Наташка приземлилась рядом с Аглаей, потерла руки. Ксюшка. Танька. Настька висела, даже и не собиралась падать. Еще и уголочек сделала. Выпендрилась.

— «Мы верим твердо в героев спорта!» Пятьдесят пять! Молодец, Богданова! Отлично сегодня! Отлично!

Настька, довольная, будто ей джинсовую куртку новую купили, показала Аглае мерзкий розовый язык, медленно водрузила себе на голову воображаемую корону, а потом так же медленно водрузила свое невоображаемое коровье тело на лавочку. Урок продолжился: отдыхали, снова висели, отдыхали, делали уголок, задирали по очереди ноги к груди.

Шведская стенка сменилась лавочками. Прыгали через (промахнешься — больно ударишь ногу; Аглая прыгала технично, резиночное дворовое детство давало о себе знать), шли по (тут тоже ничего сложного, кто не ходил по горбатым железным лестницам, да что там ходил, наперегонки с Аленкой бегали), отжимались от (полный провал, руки слабые, тряслись и не сгибались, не то что Петька, он отжимался, остро растопырив руки, ровно, мощно, как хорошо смазанный маслом ручной насос от «Урала»).

Когда началась растяжка, Аглая облегченно вздохнула. Хоть где-то не невыносимо двадцать пятая. Даже Надежда Петровна приободрилась:

— Звездный час, Дымова! Покажи класс!

Аглая отлично складывалась в складочку (Настька — нет, Наташка — только наполовину), садилась на правый шпагат (единственная), на левый (единственная), до поперечного не дотягивала чуть-чуть (но все равно никого к ней и близко не было). Надежда Петровна, обычно смотревшая на нее с сожалением, сияла. Честно, по-спортивному, в четверти у Аглаи вышел бы по физре трояк. Аглая это знала. Также она знала, что за нее вступаются и Ольга Николаевна, и Вера Владимировна. Надежда Петровна ей однажды об этом сообщила на лыжном кроссе в три километра. Аглая снова приплелась к финишу последняя с одной лыжей в руке, полу-пешком. «Трояк с минусом — твой потолок Дымова; если бы не эмоциональный шантаж, которому я из-за тебя подвергаюсь, ты бы не факт что и на четверку вытянула. „Нечего девочке аттестат портить", — передразнивая, очевидно, Ольгу Николаевну, скривилась Надежда Петровна. — Ты себе всю жизнь, Дымова, с такой физкультурной подготовкой испортишь! Спорт — жизнь, Дымова. Жизнь!»

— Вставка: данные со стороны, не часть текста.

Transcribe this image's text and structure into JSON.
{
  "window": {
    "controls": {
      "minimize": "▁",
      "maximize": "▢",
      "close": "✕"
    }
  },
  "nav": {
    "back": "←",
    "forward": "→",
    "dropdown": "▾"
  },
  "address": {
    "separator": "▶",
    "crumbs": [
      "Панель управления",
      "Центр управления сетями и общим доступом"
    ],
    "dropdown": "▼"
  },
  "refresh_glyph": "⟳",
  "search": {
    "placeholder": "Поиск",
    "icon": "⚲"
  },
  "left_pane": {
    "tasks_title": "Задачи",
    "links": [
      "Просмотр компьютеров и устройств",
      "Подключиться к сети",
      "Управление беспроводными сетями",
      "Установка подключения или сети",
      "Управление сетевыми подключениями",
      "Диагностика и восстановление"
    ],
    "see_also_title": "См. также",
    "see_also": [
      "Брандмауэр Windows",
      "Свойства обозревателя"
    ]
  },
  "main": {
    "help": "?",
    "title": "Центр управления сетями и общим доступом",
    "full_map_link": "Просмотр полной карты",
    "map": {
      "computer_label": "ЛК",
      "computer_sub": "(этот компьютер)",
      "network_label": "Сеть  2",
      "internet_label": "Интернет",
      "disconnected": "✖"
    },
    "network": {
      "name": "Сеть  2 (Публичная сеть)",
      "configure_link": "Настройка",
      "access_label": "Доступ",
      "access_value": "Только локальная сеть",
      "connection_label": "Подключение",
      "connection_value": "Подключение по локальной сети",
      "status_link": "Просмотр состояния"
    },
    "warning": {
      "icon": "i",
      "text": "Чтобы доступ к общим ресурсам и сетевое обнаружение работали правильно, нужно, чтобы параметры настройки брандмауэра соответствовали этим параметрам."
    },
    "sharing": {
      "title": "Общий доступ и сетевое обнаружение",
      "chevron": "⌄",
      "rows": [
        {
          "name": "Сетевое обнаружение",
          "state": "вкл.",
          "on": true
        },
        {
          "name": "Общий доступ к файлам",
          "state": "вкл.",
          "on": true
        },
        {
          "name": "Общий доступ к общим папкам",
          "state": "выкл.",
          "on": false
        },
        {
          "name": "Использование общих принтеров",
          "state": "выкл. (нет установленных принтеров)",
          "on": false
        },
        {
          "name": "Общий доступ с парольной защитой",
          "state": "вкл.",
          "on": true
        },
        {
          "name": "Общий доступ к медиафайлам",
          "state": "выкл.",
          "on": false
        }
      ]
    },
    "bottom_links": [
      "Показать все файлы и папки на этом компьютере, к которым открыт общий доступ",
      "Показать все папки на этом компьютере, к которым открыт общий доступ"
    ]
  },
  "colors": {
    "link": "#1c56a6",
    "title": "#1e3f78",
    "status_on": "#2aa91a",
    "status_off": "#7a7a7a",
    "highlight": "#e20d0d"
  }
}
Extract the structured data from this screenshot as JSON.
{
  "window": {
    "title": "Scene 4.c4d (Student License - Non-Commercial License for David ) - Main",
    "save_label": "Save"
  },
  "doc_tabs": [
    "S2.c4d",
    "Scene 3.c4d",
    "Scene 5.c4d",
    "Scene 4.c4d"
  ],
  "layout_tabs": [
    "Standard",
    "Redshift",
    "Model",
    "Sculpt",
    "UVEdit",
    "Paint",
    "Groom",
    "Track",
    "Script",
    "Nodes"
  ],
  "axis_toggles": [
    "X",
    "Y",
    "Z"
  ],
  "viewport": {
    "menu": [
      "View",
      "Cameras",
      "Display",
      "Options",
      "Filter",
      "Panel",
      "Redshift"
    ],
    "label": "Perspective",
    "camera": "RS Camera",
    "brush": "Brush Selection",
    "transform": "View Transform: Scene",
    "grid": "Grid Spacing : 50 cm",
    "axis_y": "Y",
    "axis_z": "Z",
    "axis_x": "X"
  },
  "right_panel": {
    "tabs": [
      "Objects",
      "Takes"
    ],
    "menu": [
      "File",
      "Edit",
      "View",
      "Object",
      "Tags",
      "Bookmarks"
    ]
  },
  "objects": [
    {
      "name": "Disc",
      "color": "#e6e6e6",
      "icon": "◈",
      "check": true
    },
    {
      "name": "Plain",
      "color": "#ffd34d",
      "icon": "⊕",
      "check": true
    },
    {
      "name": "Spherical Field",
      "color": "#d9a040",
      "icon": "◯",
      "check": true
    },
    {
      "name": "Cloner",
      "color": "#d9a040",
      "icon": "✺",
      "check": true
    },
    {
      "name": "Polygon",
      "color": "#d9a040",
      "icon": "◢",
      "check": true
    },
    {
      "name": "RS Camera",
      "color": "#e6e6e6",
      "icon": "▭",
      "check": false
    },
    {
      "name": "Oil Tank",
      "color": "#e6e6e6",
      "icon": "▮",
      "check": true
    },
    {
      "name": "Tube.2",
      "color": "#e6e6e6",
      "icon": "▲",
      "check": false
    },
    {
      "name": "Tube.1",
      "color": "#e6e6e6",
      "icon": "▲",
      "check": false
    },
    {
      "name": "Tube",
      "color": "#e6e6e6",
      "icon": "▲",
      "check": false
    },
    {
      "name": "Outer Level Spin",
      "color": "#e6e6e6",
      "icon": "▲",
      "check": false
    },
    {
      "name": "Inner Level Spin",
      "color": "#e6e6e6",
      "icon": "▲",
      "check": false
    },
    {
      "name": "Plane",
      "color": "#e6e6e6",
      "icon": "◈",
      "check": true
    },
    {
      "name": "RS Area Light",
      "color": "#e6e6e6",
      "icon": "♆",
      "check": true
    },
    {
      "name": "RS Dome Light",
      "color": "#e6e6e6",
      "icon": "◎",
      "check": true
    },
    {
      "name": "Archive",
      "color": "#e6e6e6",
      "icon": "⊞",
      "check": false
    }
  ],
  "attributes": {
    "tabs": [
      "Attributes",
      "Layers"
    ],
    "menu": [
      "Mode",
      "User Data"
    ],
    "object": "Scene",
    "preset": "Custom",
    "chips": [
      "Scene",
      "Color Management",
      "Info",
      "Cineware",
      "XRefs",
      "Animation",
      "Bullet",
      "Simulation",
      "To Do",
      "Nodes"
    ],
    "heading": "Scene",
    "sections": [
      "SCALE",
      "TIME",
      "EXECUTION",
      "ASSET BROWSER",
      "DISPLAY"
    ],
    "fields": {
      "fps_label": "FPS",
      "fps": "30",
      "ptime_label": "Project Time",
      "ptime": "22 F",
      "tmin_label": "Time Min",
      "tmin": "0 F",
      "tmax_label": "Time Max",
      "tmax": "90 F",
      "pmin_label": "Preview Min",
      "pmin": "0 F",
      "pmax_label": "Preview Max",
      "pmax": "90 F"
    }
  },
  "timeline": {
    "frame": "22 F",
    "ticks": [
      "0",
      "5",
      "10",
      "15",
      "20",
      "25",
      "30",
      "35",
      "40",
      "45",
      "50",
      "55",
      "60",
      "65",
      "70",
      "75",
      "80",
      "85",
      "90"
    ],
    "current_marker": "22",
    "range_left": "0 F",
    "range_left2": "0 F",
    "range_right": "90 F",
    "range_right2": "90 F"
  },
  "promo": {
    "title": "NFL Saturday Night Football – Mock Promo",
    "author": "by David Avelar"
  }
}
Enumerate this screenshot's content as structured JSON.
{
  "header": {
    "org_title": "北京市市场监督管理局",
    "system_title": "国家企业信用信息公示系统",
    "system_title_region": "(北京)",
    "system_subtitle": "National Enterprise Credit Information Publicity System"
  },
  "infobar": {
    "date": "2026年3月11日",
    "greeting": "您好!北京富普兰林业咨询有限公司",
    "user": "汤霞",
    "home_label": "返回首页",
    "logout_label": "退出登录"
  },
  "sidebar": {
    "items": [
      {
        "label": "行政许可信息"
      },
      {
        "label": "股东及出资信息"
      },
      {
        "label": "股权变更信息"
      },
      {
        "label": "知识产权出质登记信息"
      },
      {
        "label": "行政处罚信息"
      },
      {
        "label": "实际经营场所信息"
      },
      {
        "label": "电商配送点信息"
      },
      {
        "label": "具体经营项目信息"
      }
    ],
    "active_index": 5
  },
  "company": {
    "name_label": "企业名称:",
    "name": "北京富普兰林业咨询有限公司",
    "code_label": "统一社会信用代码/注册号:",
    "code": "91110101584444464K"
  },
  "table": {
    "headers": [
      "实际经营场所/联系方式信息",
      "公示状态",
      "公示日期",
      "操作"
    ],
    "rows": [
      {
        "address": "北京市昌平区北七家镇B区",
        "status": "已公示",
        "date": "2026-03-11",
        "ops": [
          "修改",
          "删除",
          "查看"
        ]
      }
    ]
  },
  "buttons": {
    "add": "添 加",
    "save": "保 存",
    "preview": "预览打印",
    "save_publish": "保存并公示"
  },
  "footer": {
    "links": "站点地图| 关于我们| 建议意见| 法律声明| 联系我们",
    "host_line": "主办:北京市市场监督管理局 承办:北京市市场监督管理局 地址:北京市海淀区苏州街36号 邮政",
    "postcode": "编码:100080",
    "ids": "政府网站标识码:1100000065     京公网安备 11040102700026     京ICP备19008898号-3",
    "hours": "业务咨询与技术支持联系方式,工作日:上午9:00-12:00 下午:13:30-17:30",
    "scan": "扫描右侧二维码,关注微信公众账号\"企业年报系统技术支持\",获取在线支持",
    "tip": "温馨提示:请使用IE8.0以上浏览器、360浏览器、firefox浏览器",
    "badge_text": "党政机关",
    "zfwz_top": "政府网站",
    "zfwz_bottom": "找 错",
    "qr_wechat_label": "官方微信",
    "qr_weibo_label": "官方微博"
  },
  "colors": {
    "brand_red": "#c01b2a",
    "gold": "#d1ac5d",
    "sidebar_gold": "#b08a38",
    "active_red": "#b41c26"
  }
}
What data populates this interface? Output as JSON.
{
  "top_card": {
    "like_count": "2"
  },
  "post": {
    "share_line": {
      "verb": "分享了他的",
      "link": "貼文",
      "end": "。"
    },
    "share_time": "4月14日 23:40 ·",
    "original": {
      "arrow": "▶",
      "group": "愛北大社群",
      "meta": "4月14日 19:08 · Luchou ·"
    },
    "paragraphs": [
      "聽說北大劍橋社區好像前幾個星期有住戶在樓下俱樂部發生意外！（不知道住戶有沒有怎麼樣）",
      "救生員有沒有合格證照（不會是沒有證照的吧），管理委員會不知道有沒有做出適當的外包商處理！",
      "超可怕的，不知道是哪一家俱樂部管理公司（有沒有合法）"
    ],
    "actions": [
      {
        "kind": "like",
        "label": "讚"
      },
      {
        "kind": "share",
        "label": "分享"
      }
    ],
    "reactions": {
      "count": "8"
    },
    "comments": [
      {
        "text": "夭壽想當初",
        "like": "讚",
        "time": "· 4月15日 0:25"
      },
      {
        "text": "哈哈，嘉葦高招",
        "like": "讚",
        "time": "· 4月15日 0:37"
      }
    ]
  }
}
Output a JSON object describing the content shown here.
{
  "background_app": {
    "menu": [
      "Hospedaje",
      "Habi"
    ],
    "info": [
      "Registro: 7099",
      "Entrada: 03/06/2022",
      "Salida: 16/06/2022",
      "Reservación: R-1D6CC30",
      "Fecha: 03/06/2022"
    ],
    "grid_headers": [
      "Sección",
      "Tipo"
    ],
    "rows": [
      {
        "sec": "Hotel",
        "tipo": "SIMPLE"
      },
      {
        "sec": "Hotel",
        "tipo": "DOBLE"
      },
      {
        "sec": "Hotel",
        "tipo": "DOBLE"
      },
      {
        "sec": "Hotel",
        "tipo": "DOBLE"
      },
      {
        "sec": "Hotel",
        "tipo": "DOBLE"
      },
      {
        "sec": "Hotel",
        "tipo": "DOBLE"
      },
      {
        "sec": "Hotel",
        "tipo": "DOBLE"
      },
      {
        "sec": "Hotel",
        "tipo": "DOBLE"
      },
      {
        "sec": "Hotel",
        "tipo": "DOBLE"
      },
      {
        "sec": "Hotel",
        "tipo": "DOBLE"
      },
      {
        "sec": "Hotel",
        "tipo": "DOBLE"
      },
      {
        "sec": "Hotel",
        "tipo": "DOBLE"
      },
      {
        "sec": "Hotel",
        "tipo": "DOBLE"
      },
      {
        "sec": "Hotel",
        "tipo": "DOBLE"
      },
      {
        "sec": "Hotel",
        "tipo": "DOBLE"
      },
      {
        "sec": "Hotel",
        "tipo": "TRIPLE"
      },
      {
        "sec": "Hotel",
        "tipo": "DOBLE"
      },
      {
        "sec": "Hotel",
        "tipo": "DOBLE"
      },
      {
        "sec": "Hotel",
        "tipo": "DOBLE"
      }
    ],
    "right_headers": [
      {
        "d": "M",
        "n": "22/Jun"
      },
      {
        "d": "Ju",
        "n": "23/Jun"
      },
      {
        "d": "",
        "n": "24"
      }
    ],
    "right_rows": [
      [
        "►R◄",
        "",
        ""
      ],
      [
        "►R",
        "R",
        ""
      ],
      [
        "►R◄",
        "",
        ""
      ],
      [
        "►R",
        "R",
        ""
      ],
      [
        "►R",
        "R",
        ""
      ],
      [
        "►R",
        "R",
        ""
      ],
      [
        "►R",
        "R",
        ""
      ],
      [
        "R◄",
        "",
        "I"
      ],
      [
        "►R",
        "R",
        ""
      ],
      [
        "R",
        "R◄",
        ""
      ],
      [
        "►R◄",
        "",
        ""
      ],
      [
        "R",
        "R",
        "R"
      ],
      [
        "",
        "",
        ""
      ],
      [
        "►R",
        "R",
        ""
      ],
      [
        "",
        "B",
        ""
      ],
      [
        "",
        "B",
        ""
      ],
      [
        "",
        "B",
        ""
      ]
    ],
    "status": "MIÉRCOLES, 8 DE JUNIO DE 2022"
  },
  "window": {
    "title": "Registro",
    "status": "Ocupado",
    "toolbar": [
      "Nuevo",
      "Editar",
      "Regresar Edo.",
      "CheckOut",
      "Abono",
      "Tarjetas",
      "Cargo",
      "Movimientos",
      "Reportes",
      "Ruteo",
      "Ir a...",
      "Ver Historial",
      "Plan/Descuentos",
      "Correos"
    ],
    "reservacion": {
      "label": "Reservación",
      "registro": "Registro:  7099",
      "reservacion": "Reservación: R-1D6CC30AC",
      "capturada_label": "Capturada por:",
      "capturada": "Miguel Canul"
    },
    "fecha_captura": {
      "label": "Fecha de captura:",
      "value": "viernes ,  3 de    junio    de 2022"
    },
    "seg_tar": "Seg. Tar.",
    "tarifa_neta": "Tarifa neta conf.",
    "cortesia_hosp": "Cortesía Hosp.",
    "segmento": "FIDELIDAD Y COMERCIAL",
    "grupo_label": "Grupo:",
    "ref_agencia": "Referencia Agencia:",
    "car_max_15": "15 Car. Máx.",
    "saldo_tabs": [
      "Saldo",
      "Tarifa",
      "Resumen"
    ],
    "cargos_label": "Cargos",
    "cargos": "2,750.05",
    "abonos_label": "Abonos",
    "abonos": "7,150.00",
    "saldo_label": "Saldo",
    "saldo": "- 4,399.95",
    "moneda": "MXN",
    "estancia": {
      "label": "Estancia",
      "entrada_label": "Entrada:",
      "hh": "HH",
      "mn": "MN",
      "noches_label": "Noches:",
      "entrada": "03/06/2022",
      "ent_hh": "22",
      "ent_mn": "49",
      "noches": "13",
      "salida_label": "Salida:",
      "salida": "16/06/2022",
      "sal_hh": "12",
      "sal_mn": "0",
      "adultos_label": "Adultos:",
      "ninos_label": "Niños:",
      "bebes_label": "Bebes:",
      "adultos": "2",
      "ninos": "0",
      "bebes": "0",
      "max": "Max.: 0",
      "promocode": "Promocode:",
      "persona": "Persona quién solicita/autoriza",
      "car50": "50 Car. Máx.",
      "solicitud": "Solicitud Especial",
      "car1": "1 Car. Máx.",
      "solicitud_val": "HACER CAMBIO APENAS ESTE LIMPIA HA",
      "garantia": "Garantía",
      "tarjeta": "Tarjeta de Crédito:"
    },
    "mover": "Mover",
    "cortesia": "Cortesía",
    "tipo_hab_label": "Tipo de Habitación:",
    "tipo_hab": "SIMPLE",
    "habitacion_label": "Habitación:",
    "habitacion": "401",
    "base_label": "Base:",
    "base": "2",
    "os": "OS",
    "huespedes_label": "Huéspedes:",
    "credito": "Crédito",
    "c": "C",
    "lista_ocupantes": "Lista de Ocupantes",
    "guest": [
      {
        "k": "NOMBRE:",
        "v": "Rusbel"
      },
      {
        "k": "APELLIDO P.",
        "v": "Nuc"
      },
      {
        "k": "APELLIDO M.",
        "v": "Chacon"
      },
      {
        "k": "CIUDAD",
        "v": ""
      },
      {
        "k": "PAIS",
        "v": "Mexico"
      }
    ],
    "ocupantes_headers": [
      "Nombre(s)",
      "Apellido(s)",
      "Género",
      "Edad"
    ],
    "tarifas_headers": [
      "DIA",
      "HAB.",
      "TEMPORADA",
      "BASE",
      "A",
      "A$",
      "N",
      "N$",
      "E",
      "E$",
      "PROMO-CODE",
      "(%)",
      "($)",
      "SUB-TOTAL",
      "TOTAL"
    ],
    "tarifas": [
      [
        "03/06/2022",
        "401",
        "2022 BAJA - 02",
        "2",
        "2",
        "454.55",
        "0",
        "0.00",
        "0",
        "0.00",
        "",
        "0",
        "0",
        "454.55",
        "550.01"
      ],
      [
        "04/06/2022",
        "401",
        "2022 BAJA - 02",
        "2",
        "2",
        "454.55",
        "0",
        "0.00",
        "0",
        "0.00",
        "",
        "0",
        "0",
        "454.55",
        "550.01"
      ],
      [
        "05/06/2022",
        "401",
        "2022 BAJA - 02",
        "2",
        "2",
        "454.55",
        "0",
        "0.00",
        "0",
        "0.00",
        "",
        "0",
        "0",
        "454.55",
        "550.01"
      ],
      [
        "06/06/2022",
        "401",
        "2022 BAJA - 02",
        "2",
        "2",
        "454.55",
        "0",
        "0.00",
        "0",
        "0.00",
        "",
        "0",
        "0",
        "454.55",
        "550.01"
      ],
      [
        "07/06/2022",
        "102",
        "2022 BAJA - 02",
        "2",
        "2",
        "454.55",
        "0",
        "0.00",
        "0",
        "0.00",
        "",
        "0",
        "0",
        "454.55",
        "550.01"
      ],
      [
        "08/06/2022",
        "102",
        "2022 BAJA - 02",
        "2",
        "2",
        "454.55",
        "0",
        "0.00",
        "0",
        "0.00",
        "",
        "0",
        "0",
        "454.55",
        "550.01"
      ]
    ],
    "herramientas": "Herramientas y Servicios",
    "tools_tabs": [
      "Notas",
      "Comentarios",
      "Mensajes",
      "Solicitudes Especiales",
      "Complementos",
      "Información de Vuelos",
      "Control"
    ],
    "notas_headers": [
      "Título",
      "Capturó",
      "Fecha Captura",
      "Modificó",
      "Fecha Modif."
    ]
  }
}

— Гимнастка, Дымова! Отлично!

Надежда Петровна боялась перечить руководству, но и против своих спортивных принципов идти не могла. Поэтому успехи Аглаи в гимнастике делали муки совести чуть более выносимыми для них обеих.

— Закончили растяжку, к перекладинам марш!

Растяжку Надежда Петровна важной частью спортивного развития школьников не считала, много времени ей не уделяла. Поэтому звездный час Аглаи закончился быстро. Да какой час, так, три минуты непозора.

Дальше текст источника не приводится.